Заходил Гуаран. Ждут перемирия. На всех фронтах идут бои. К чему?
Полная афония. Не могу вымолвить ни слова.
Горло уже почти совсем не расширяется. Что это — паралич задних крико-аритеноидпых нервов? Бардо непроницаем.
Морфий.
Немецкие уполномоченные перешли наши линии. Это конец. Всё-таки удалось дожить.
Ухудшение. Снова страшно скачет температура (37,2—39,9). Снова отёчное полнокровие. Никаких новых симптомов, но обострение во всём.
Попросил (к чему?), чтобы сделали просвечивание. Можно будет проверить, нет ли нового очага. Боюсь нового абсцесса. Колебание температуры определённо указывает на глубокое нагноение.
Правое лёгкое делается всё более болезненным. Весь день принимаю внутрь морфий. Новый абсцесс? Бардо не верит. Никаких симптомов.
Мокрота, пожалуй, менее обильная.
Революция в Берлине. Кайзер бежал[258]
. Повсюду в окопах надежда, ликование! А я…Страшный день. Непереносимое жжение, всё в том же месте — с правой стороны.
Почему я не решился раньше, когда энергия была ещё при мне? Чего я ещё жду? Каждый раз, когда я говорю себе: «Час пришёл», — я…
(Нет. Я ещё ни разу не говорил: «Час пришёл!» А говорю: «Час
Бардо замечает при дыхании очаг субкрепитирующих и локализованных хрипов (?).

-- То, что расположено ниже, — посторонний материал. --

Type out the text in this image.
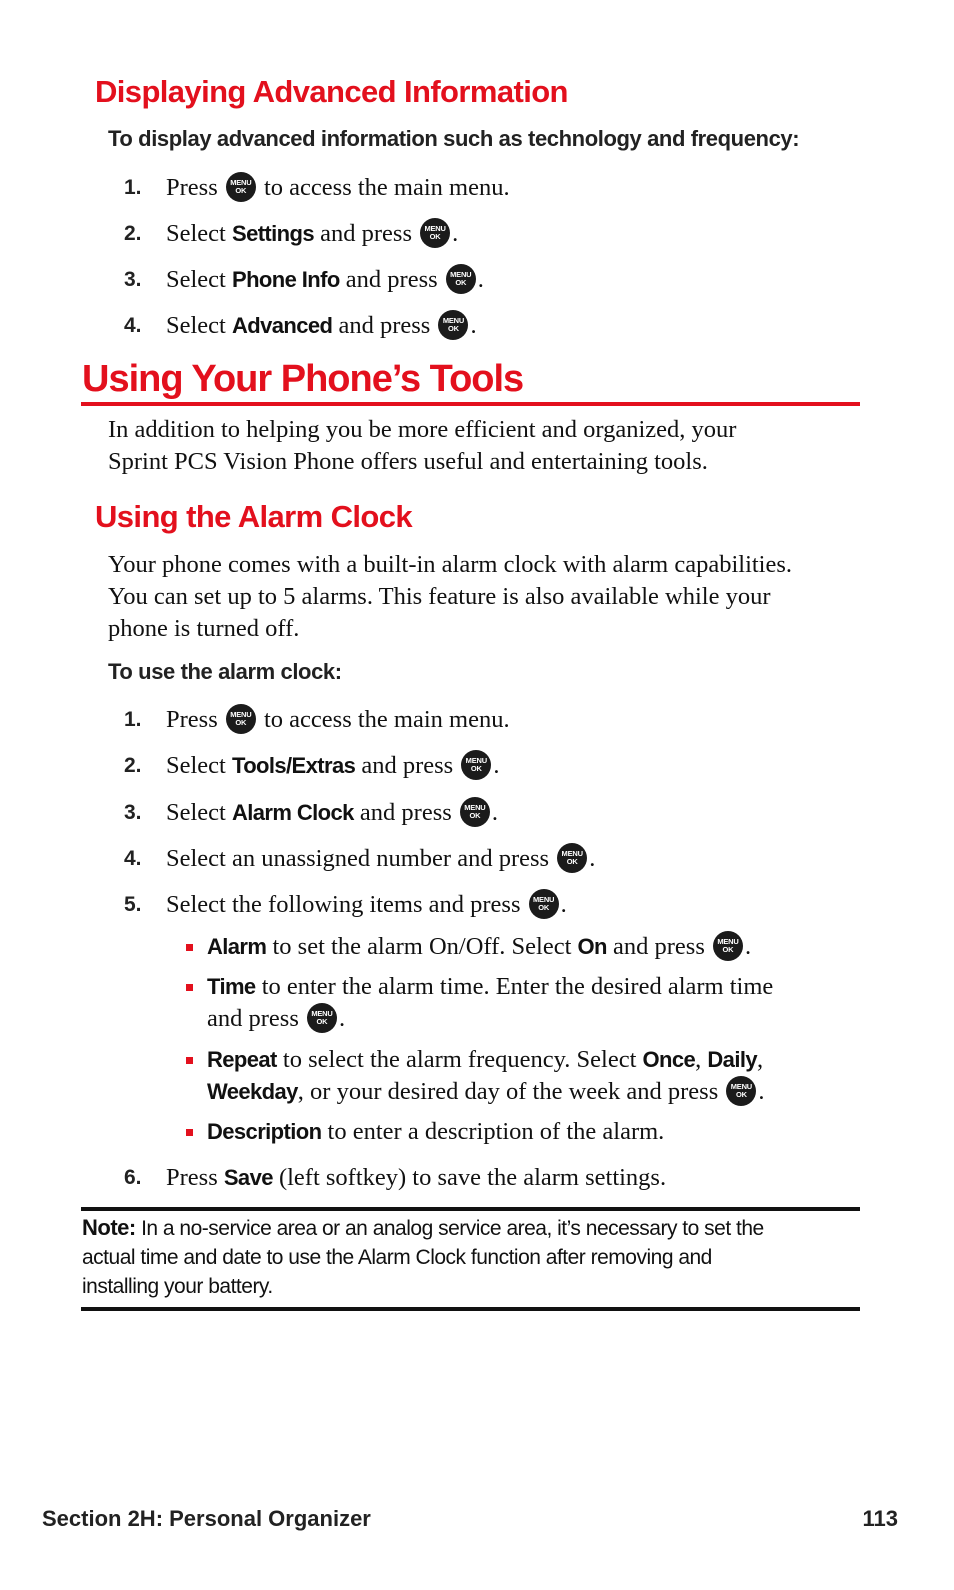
Displaying Advanced Information

To display advanced information such as technology and frequency:

1. Press	MENU
OK to access the main menu.
2. Select Settings and press	MENU
OK .
3. Select Phone Info and press	MENU
OK .
4. Select Advanced and press	MENU
OK .
Using Your Phone’s Tools

In addition to helping you be more efficient and organized, your
Sprint PCS Vision Phone offers useful and entertaining tools.

Using the Alarm Clock

Your phone comes with a built-in alarm clock with alarm capabilities.
You can set up to 5 alarms. This feature is also available while your
phone is turned off.

To use the alarm clock:

1. Press	MENU
OK to access the main menu.
2. Select Tools/Extras and press	MENU
OK .
3. Select Alarm Clock and press	MENU
OK .
4. Select an unassigned number and press	MENU
OK .
5. Select the following items and press	MENU
OK .
Alarm to set the alarm On/Off. Select On and press	MENU
OK .
Time to enter the alarm time. Enter the desired alarm time
and press	MENU
OK .
Repeat to select the alarm frequency. Select Once, Daily,
Weekday, or your desired day of the week and press	MENU
OK .
Description to enter a description of the alarm.
6. Press Save (left softkey) to save the alarm settings.

Note: In a no-service area or an analog service area, it’s necessary to set the
actual time and date to use the Alarm Clock function after removing and
installing your battery.

Section 2H: Personal Organizer	113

Просвечивание. Полоса затемнения в верхушке правого лёгкого, без резких границ. Диафрагма неподвижная. Общее уменьшение прозрачности, но без явных уплотнений. Будь у меня другой абсцесс, было бы полное затемнение подозрительного места, с ясными границами. Что ж тогда? Указания пока слишком ещё неясны, чтобы решиться на пункцию. Раз не новый абсцесс, тогда что же? Что же?
Очень ограниченные флюктуирующие очаги, локализованные всё в тех же точках. Инфекция определённо стала всеобщей. Зловонный, страшно обильный пот.
Мелкие абсцессы,
Бардо, конечно, тоже близок к этой мысли.

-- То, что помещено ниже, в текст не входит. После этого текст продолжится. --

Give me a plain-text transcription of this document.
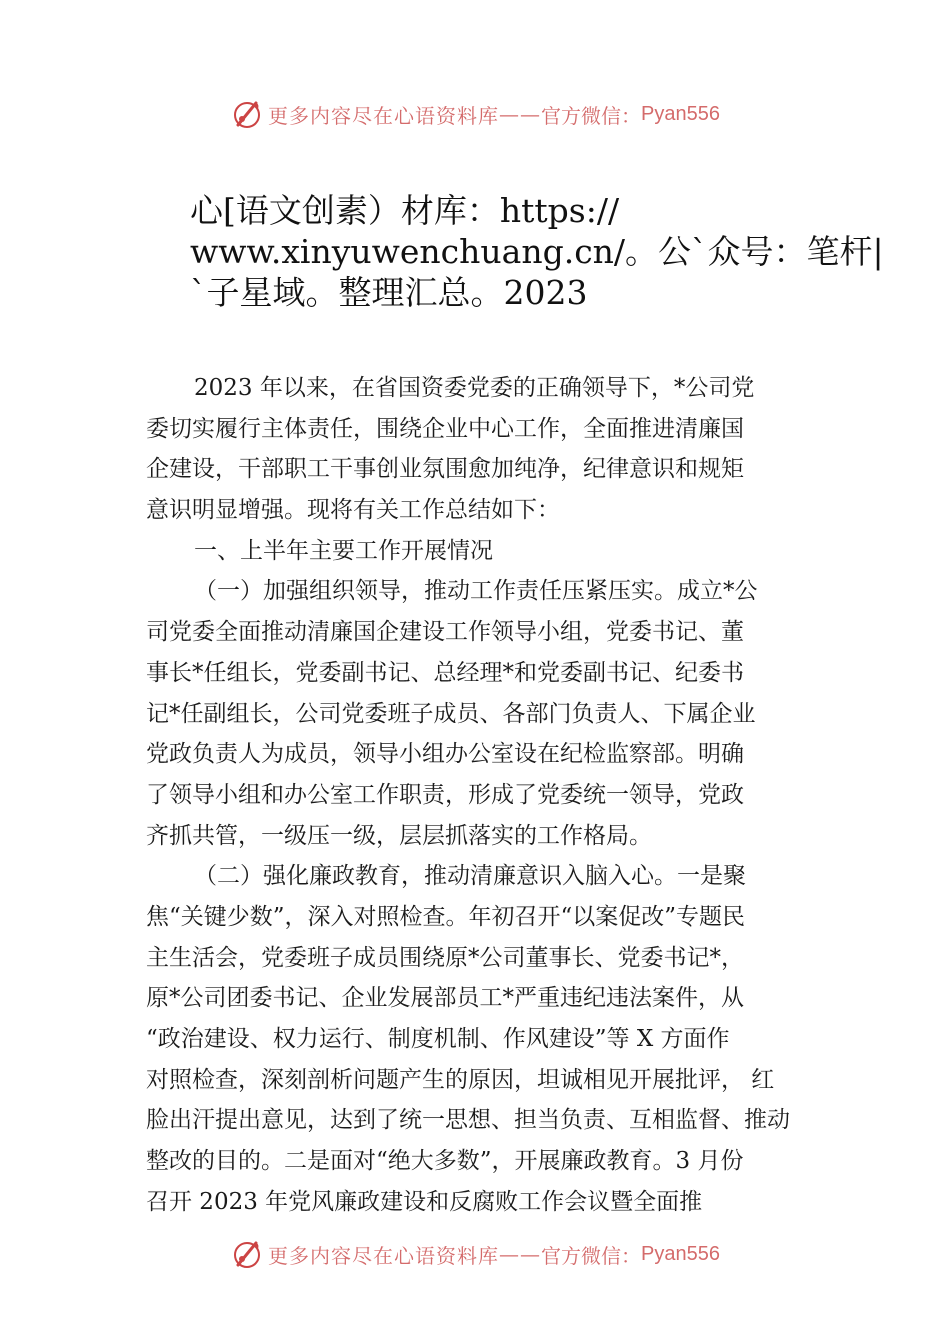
更多内容尽在心语资料库 —— 官方微信： Pyan556
心[语文创素）材库：https://
www.xinyuwenchuang.cn/。公`众号：笔杆|
`子星域。整理汇总。2023
2023 年以来，在省国资委党委的正确领导下，*公司党
委切实履行主体责任，围绕企业中心工作，全面推进清廉国
企建设，干部职工干事创业氛围愈加纯净，纪律意识和规矩
意识明显增强。现将有关工作总结如下：
一、上半年主要工作开展情况
（一）加强组织领导，推动工作责任压紧压实。成立*公
司党委全面推动清廉国企建设工作领导小组，党委书记、董
事长*任组长，党委副书记、总经理*和党委副书记、纪委书
记*任副组长，公司党委班子成员、各部门负责人、下属企业
党政负责人为成员，领导小组办公室设在纪检监察部。明确
了领导小组和办公室工作职责，形成了党委统一领导，党政
齐抓共管，一级压一级，层层抓落实的工作格局。
（二）强化廉政教育，推动清廉意识入脑入心。一是聚
焦“关键少数”，深入对照检查。年初召开“以案促改”专题民
主生活会，党委班子成员围绕原*公司董事长、党委书记*，
原*公司团委书记、企业发展部员工*严重违纪违法案件，从
“政治建设、权力运行、制度机制、作风建设”等 X 方面作
对照检查，深刻剖析问题产生的原因，坦诚相见开展批评， 红
脸出汗提出意见，达到了统一思想、担当负责、互相监督、推动
整改的目的。二是面对“绝大多数”，开展廉政教育。3 月份
召开 2023 年党风廉政建设和反腐败工作会议暨全面推
更多内容尽在心语资料库 —— 官方微信： Pyan556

Значит, ничего больше сделать нельзя, множественные абсцессы в паренхиме лёгких, никакое вмешательство невозможно, неминуемая асфиксия.
Жжение с обеих сторон. Левое лёгкое тоже отекло. Абсцессы, очевидно, рассеяны в обоих лёгких.

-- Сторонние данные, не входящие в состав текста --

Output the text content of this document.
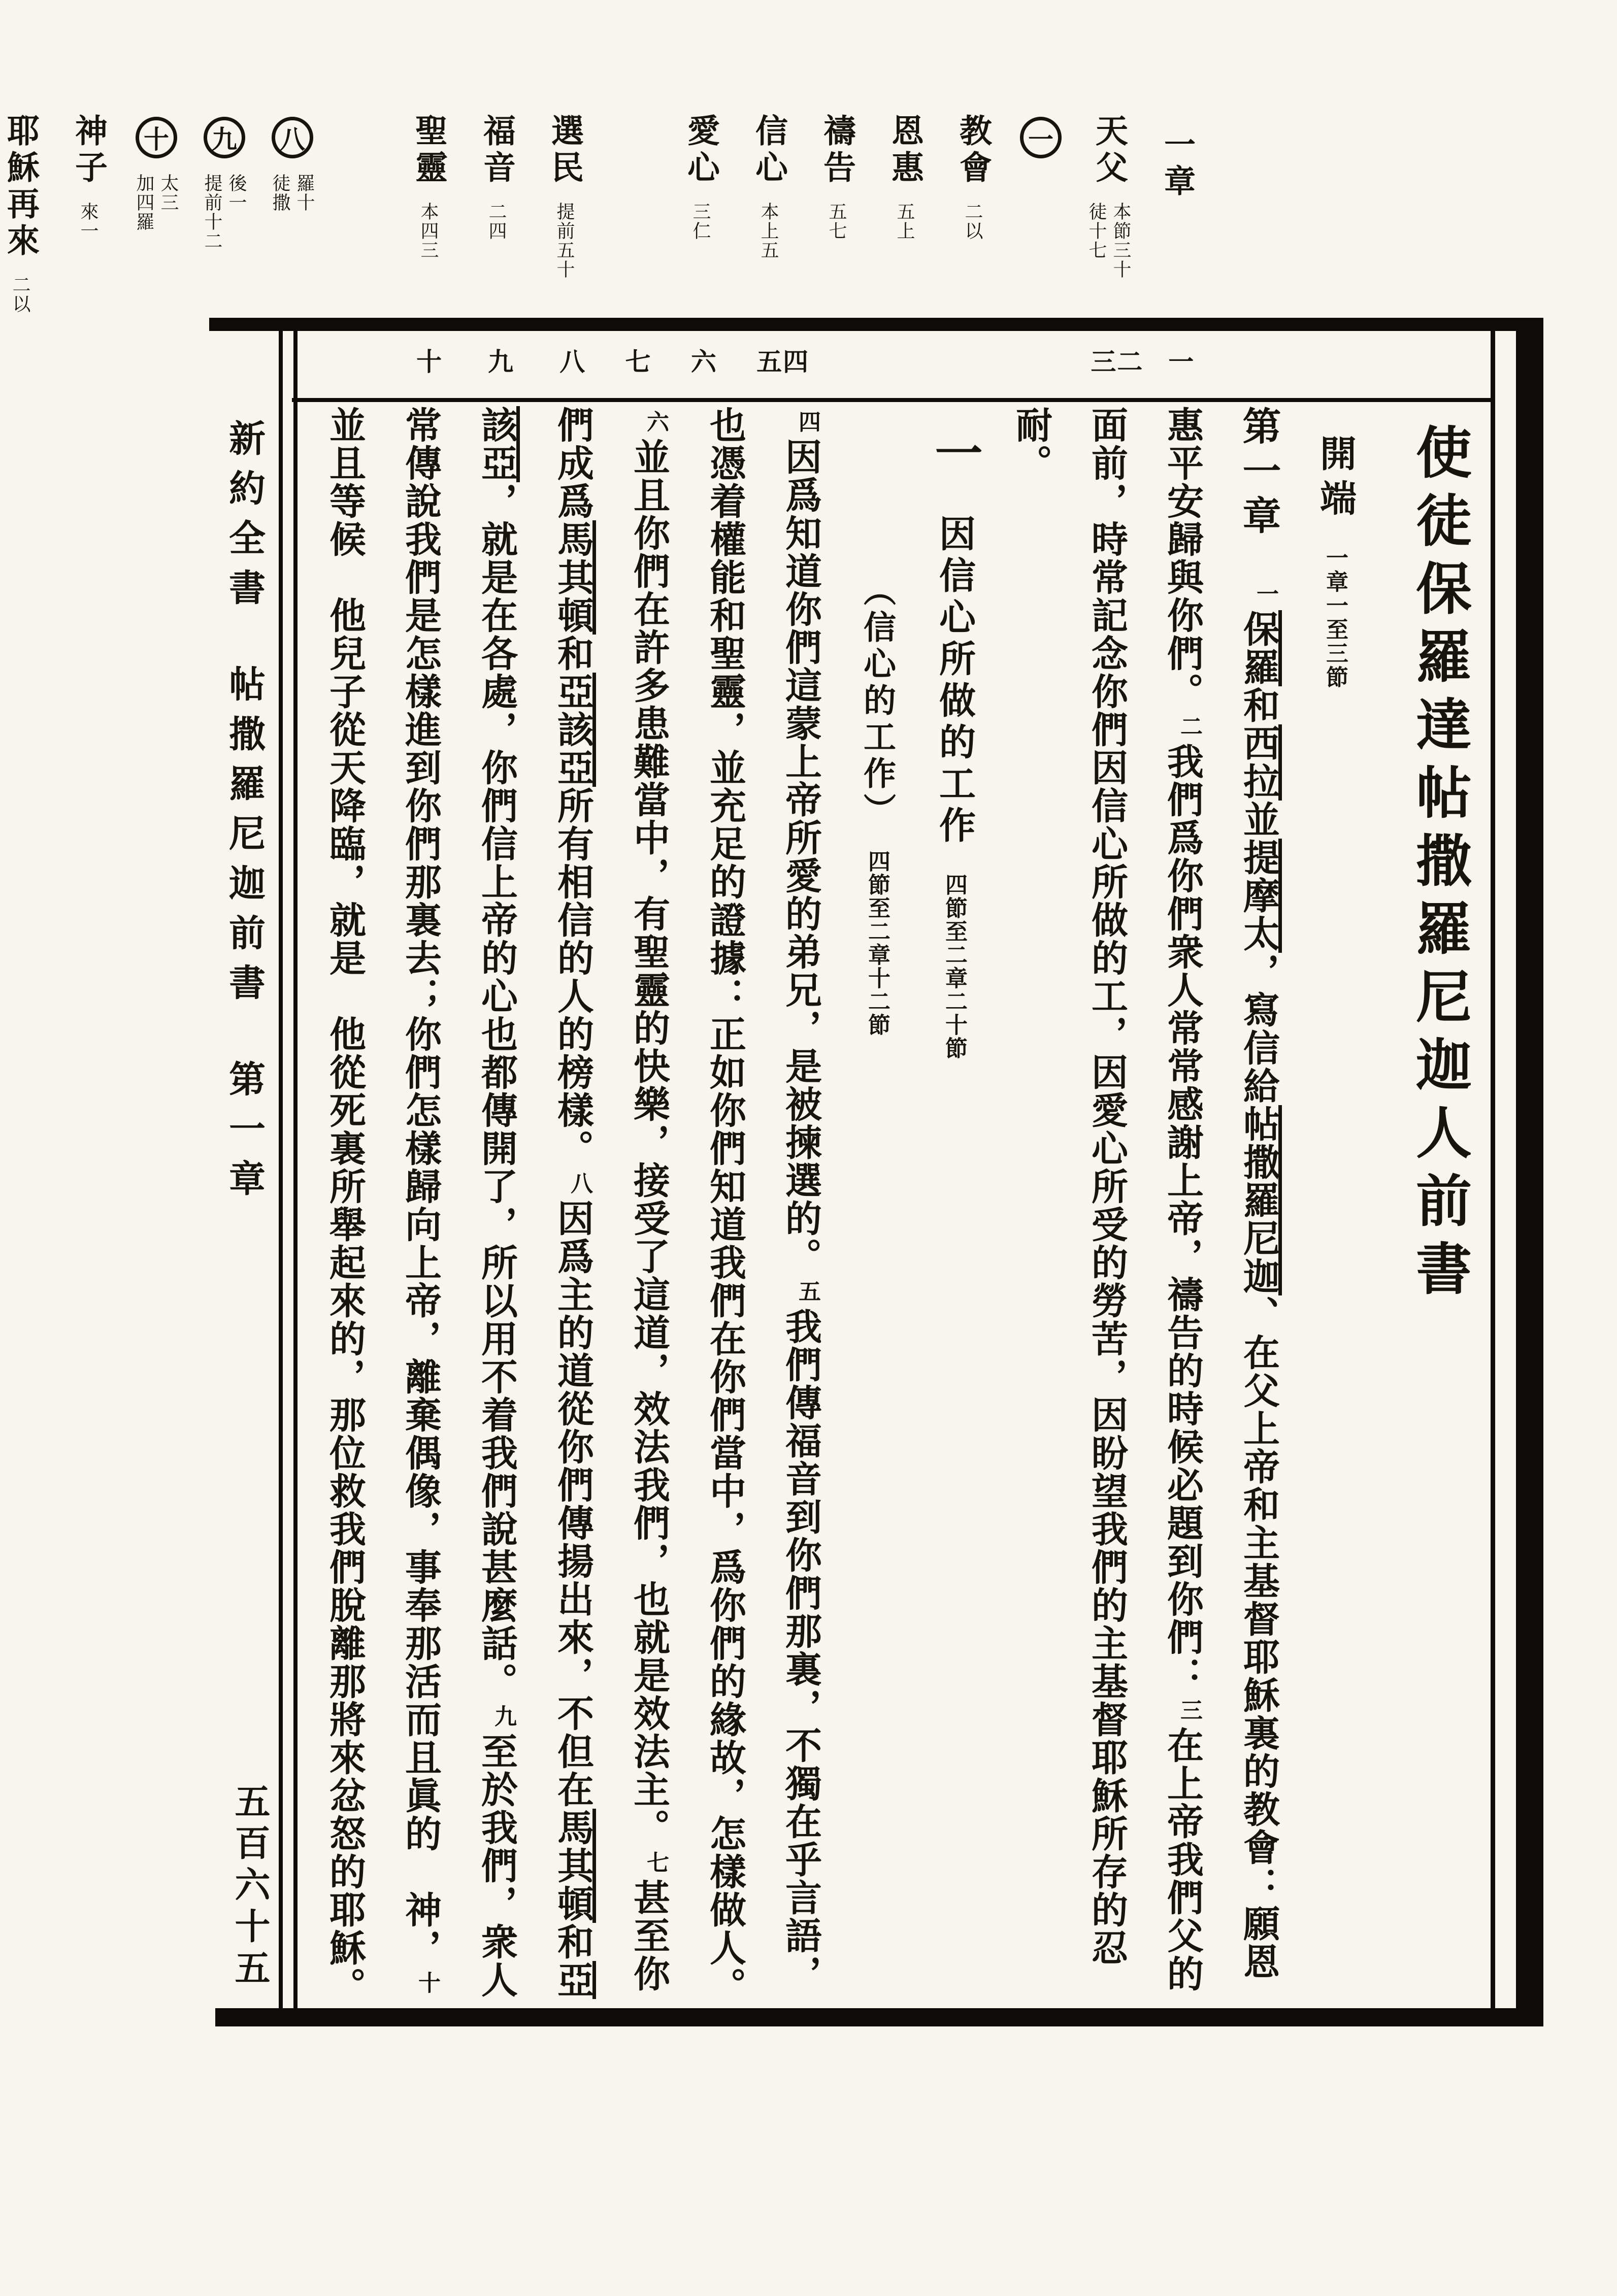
一章
天父
本節三十
徒十七
一
教會
二以
恩惠
五上
禱告
五七
信心
本上五
愛心
三仁
選民
提前五十
福音
二四
聖靈
本四三
八
羅十
徒撒
九
後一
提前十二
十
太三
加四羅
神子
來一
耶穌再來
二以
十 九 八 七 六 五四	三二 一
新約全書帖撒羅尼迦前書第一章
五百六十五
使徒保羅達帖撒羅尼迦人前書
開端一章一至三節
第一章　一保羅和西拉並提摩太，寫信給帖撒羅尼迦、在父上帝和主基督耶穌裏的教會：願恩惠平安歸與你們。二我們爲你們衆人常常感謝上帝，禱告的時候必題到你們：三在上帝我們父的面前，時常記念你們因信心所做的工，因愛心所受的勞苦，因盼望我們的主基督耶穌所存的忍耐。
一因信心所做的工作四節至二章二十節
（信心的工作）四節至二章十二節
四因爲知道你們這蒙上帝所愛的弟兄，是被揀選的。五我們傳福音到你們那裏，不獨在乎言語，也憑着權能和聖靈，並充足的證據：正如你們知道我們在你們當中，爲你們的緣故，怎樣做人。六並且你們在許多患難當中，有聖靈的快樂，接受了這道，效法我們，也就是效法主。七甚至你們成爲馬其頓和亞該亞所有相信的人的榜樣。八因爲主的道從你們傳揚出來，不但在馬其頓和亞該亞，就是在各處，你們信上帝的心也都傳開了，所以用不着我們說甚麼話。九至於我們，衆人常傳說我們是怎樣進到你們那裏去；你們怎樣歸向上帝，離棄偶像，事奉那活而且眞的　神，十並且等候　他兒子從天降臨，就是　他從死裏所舉起來的，那位救我們脫離那將來忿怒的耶穌。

Последний шанс — вызвать наружный абсцесс.
Бесконечная апатия, равнодушие. В столике письмо от Женни, другое от Жиз. Только что опять от Женни. Даже не распечатывал. Оставьте меня одного! Ничего больше не могу никому дать.
Быть может, я зря так боялся. Быть может, это не так страшно, как я думаю. Быть может, худшее уже позади. Так часто я воображал себе конец, — не могу больше. Но всё готово, всё здесь, под рукой.
Наружный абсцесс… Безрезультатно. Да и пробовали ли они? Или просто притворились?
Два дня ничего не писал в чёрную тетрадку. Так мучился. Надо подумать о конце. Нелегко сказать себе: «Завтра», — сказать: «Сегодня вечером…»
Морфий. Одиночество. Тишина. С каждым часом всё больше и больше отдаляюсь от всех, уединяюсь, я ещё слышу их, но я их не слушаю.
Выделение мокроты стало почти невозможным.
Как подкрадывается смерть? Так хотелось бы сохранить ясность сознания, писать ещё, вплоть до самого укола.
Приятие? Нет, безразличие. Бессилие убивает всякий протест. Примирение с неизбежным. Власть физического страдания.
Мир.
Кончить.
Отёк ног. Пора, а то уже не смогу. Всё — здесь, стоит только протянуть руку, решиться.
Боролся всю ночь.
Пора.
37 лет, 4 месяца, 9 дней.
Гораздо проще, чем думают.
Жан-Поль.
Примечания
В романе Роже Мартен дю Гара «Семья Тибо» четыре последние книги из десяти охватывают период первой мировой войны 1914–1918 годов. Повествование в седьмой книге начинается 28 июня 1914 года, в день Сараевского убийства, и заканчивается 18 ноября 1918 года, через неделю после подписания перемирия, положившего конец военным действиям. Сюжет «Лета 1914 года» развёртывается во время драматических событий июльского кризиса 1914 года. Возникновение войны, противоборство сил, толкающих к войне и препятствующих ей, находится в центре внимания писателя. Он выступает здесь как историк-публицист.
В середине 30-х годов, в условиях нарастающей угрозы новой войны, Роже Мартен дю Гар стремился раскрыть в своём романе тайну возникновения первой мировой войны, внести свой вклад в борьбу с грозившей человечеству новой трагедией.